Mary Magdalene, Frederick Sandys, 1859, Delaware Art Museum
Today the church commemorates Mary Magdalene.
As a New Testament figure in the art and imagination of the Christian world, Mary Magdalene ranks behind Jesus, Mary his mother, and John the Baptist. Legends of Mary Magdalene abound through the Christian centuries, some of them conflated from the several women of the same name. There are up to seven women with the name Mary in the New Testament. Magdalene (from the village of Magdala on the sea of Galilea) must have been the leader of a group of women who accompanied Jesus.
In church teaching and in the life of the corporate church, Mary has been set aside.

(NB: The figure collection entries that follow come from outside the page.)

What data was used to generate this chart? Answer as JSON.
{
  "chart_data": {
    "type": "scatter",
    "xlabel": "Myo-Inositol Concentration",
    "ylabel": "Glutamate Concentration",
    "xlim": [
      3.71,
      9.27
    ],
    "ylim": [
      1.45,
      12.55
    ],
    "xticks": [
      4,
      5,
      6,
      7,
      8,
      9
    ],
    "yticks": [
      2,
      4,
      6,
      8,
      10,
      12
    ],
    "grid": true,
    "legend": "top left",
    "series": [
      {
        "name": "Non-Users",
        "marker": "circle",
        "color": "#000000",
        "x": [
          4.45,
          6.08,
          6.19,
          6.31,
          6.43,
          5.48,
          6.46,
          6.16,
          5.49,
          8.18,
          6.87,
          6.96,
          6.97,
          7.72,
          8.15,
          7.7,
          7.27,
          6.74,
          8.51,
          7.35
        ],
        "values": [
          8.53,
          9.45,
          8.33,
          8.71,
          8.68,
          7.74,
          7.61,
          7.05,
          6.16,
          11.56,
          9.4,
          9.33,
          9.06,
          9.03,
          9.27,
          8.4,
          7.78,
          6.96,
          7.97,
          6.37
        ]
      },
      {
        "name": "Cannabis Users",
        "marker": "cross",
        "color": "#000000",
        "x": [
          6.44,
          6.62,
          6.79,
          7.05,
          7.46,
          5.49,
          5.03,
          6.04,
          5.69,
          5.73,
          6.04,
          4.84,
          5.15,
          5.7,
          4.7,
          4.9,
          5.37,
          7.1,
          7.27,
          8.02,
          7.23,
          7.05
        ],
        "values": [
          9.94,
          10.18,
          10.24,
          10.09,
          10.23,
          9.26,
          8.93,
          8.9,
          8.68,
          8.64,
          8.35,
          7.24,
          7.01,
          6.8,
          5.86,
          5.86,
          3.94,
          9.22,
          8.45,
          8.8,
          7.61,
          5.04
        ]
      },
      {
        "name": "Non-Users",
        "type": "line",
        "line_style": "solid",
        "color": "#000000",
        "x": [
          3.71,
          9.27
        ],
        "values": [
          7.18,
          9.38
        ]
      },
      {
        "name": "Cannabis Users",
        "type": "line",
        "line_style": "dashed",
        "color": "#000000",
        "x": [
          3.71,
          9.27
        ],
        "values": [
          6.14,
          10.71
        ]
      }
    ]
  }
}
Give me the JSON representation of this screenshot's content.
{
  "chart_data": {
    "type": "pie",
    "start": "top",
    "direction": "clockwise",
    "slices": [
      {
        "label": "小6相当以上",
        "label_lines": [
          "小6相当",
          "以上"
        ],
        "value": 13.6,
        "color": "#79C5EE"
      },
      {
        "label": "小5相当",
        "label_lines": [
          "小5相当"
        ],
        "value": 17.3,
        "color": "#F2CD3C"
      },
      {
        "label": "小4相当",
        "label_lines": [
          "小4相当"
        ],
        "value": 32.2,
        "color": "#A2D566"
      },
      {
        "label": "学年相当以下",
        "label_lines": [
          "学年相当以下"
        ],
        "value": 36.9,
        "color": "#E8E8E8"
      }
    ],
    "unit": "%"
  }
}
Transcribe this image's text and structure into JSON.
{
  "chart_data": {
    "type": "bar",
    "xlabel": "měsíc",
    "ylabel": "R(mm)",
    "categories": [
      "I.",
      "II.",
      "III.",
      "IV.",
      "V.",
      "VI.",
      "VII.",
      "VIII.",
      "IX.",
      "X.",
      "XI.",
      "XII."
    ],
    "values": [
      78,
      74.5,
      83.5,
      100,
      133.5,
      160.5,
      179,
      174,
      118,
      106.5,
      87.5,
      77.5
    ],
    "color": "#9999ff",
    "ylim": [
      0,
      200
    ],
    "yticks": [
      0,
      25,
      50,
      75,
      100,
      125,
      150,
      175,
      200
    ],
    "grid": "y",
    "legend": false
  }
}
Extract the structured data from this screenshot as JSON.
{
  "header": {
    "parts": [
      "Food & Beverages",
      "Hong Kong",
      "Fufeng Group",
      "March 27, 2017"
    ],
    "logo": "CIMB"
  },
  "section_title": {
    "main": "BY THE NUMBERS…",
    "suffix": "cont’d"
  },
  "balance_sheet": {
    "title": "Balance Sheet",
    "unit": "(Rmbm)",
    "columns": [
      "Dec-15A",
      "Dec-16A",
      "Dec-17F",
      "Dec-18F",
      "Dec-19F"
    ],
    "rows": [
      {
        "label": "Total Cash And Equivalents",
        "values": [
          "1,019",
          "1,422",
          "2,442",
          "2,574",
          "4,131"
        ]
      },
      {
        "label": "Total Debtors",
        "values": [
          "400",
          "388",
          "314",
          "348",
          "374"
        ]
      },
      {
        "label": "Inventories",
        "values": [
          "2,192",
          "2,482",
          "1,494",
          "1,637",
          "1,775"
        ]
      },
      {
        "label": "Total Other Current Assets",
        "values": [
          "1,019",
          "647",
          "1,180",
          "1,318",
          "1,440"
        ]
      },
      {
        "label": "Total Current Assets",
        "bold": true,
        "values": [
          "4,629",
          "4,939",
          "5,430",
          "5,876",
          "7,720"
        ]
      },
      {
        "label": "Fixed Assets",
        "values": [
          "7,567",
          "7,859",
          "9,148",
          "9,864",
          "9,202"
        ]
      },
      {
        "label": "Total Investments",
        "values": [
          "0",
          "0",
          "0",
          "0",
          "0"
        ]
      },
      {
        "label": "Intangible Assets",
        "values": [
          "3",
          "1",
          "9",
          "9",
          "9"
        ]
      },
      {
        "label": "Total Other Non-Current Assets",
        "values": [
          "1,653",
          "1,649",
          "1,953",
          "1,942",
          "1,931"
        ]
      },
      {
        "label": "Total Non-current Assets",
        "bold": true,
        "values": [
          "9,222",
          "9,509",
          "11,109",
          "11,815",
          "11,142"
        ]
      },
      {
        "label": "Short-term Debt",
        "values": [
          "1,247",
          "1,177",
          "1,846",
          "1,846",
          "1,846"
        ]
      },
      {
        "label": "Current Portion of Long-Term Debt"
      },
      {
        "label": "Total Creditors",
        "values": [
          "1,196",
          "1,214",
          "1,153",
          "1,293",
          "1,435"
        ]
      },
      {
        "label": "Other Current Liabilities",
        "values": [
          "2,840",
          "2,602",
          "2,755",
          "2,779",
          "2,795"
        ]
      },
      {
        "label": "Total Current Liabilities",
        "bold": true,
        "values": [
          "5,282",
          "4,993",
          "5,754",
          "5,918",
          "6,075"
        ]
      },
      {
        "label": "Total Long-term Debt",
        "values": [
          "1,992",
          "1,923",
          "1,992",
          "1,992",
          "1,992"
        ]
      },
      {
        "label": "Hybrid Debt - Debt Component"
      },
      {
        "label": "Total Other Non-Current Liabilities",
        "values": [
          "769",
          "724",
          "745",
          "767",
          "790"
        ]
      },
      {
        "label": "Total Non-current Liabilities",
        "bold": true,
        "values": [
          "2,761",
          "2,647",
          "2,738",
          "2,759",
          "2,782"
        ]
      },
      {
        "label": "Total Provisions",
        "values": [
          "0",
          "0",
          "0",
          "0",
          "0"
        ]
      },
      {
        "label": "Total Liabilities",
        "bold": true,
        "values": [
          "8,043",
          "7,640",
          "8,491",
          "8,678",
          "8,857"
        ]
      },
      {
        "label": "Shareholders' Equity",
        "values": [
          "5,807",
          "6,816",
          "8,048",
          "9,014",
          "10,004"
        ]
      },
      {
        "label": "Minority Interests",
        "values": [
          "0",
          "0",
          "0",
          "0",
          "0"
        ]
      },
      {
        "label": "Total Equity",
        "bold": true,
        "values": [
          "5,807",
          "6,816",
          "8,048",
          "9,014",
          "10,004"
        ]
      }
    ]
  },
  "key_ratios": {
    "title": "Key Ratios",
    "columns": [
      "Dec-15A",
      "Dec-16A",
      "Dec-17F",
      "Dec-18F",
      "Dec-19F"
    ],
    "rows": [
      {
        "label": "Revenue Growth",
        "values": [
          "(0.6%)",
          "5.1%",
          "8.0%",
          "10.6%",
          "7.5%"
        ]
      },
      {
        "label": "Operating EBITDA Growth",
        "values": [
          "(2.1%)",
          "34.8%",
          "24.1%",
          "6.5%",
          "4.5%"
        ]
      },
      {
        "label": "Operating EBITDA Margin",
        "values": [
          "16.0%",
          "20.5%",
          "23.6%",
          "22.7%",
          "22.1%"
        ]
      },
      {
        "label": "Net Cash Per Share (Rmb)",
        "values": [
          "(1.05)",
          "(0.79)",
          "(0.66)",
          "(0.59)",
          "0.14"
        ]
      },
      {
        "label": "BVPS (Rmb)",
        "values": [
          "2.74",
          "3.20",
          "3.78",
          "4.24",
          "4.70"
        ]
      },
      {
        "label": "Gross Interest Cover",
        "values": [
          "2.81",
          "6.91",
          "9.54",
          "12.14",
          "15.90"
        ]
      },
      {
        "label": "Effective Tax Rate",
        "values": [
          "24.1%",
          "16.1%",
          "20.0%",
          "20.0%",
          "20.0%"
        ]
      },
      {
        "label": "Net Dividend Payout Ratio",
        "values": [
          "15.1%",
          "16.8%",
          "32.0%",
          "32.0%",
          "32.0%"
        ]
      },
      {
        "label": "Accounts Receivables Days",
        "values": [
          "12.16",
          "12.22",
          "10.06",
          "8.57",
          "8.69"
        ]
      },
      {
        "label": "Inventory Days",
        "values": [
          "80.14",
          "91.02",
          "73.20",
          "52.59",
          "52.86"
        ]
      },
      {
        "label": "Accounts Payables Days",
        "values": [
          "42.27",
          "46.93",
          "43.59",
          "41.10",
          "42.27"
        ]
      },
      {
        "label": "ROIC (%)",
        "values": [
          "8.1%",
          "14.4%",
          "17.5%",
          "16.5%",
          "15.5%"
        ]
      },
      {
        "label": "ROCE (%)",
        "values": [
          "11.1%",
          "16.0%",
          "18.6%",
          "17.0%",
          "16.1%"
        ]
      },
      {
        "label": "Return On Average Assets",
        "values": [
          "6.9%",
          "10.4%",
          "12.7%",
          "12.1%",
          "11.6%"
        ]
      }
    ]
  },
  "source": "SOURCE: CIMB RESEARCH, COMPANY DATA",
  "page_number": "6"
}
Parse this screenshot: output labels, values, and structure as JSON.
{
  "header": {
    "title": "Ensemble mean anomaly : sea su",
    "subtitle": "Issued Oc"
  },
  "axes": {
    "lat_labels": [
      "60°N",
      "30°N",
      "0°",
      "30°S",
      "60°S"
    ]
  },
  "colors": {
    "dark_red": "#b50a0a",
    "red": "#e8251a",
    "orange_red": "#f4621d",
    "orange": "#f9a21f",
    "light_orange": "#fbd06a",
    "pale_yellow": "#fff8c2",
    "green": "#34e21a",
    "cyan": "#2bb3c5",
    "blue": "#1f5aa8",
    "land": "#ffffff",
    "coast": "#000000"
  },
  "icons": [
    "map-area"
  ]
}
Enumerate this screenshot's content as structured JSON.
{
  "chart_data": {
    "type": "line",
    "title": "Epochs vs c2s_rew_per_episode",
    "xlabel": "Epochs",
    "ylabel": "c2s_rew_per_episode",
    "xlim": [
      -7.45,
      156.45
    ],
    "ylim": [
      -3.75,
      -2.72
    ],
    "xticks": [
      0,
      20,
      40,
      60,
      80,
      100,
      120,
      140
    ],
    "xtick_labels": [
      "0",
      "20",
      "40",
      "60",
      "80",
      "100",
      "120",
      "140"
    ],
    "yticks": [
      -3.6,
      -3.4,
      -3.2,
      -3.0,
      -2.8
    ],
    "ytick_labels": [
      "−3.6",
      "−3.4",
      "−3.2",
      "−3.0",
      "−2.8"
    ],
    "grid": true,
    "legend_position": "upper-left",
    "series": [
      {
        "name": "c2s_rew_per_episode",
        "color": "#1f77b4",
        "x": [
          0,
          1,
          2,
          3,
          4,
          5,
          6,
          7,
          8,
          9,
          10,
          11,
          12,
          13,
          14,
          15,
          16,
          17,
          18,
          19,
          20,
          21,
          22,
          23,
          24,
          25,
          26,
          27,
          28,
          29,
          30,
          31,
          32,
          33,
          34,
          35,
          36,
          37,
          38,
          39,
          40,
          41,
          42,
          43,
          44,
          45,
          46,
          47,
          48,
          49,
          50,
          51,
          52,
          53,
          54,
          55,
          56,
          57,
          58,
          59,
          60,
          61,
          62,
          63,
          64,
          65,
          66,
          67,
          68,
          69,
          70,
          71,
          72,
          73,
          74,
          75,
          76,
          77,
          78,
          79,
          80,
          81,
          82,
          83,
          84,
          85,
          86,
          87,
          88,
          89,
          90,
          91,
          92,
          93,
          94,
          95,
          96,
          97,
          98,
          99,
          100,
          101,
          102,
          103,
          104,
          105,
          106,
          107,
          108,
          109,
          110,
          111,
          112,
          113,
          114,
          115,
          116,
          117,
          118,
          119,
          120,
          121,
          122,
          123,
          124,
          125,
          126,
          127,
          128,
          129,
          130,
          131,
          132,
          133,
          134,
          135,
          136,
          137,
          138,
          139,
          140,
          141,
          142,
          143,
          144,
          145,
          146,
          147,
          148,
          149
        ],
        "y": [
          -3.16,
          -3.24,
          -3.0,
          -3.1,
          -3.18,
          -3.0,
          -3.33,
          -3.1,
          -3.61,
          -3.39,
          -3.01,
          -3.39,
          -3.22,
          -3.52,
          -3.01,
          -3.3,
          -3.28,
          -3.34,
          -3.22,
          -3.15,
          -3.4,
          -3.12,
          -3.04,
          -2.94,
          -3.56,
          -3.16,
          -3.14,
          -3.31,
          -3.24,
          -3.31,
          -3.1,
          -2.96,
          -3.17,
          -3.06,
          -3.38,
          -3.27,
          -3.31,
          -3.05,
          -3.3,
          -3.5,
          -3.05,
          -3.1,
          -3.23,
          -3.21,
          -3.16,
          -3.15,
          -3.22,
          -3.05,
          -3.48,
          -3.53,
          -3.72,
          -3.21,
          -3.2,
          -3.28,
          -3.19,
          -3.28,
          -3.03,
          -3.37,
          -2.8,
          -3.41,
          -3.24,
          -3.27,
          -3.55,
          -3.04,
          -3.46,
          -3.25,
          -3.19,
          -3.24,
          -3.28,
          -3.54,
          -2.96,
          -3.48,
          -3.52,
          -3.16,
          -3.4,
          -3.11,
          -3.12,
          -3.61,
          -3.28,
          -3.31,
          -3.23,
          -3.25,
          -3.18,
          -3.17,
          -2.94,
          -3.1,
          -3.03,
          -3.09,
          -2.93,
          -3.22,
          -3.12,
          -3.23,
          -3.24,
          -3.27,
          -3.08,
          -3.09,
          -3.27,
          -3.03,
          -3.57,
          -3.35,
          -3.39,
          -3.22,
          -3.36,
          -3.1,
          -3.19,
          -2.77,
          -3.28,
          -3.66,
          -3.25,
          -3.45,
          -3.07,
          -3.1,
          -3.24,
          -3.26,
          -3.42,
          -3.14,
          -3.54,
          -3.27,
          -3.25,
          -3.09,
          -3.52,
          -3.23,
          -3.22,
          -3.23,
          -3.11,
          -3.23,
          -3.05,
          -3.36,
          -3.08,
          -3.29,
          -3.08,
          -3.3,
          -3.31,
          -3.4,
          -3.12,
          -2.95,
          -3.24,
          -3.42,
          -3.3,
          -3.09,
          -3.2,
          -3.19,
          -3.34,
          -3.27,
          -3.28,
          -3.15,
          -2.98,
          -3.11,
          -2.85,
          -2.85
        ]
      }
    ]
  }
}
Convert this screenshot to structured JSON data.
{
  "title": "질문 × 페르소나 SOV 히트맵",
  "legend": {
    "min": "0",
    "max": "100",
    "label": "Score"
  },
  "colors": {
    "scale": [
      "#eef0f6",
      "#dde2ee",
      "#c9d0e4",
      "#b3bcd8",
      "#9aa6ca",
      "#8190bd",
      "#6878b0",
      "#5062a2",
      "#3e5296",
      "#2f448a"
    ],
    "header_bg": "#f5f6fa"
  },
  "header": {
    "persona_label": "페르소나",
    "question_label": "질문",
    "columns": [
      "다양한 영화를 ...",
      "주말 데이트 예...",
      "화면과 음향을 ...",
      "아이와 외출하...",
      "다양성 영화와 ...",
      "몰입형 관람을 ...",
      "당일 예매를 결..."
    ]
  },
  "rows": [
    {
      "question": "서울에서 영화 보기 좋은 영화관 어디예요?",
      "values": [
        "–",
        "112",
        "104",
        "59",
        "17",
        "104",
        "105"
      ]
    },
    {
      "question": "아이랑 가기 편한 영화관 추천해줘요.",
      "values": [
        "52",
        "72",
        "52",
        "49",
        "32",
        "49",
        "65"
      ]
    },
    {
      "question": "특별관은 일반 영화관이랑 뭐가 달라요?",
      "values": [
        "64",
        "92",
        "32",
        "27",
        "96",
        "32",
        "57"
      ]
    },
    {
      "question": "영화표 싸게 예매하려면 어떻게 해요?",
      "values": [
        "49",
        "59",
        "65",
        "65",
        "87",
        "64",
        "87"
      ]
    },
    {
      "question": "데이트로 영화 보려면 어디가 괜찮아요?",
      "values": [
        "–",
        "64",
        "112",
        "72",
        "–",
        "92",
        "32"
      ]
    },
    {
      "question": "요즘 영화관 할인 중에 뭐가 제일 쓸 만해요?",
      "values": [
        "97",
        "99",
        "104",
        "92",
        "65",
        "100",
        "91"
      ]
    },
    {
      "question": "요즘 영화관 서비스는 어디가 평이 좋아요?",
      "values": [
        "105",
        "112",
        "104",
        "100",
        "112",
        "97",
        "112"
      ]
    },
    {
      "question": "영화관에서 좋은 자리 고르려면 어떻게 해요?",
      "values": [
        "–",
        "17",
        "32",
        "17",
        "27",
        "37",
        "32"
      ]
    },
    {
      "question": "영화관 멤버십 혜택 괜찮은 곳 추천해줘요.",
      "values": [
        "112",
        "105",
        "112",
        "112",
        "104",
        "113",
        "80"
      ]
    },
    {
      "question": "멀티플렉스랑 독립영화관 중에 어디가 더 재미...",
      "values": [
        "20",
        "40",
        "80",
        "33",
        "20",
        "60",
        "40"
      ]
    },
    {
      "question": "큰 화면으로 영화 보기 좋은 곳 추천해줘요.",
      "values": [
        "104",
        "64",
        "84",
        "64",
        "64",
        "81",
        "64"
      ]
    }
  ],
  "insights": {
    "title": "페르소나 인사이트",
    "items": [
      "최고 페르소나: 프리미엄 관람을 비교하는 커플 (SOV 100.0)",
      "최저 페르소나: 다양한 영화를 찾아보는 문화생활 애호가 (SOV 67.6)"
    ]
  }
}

This is a simplified way of putting the matter: John the Baptist represents the ascetic, prophetic, legalistic side of Christian teaching. Church people, Lutheran church people included, like the moralistic, righteous and self-righteous John the Baptist. They (we) like what he said and we find it easy to accept or reject him. Fundamentalists and atheists, who are like opposite sides of the same literalist coin, think of the Christian faith in absolute terms.
Mary Magdalene represents the earthly, sensuous, emotional, ambiguous, committed part of Christian experience. According to the gospel record she is faithful to Jesus and is around even when events are painful and confusing. She makes mistakes, but she is unfailingly present.
Just as I tell you that Protestant Christians need to reclaim Mary the Mother of Jesus, the wider Christian Church needs Mary Magdalene as well, as much as it needs the Blessed Mother. When things don’t go as expected, we will find Mary Magdalene there beside us. It may take hundreds of years to bring her back. I’m praying it won’t take that long.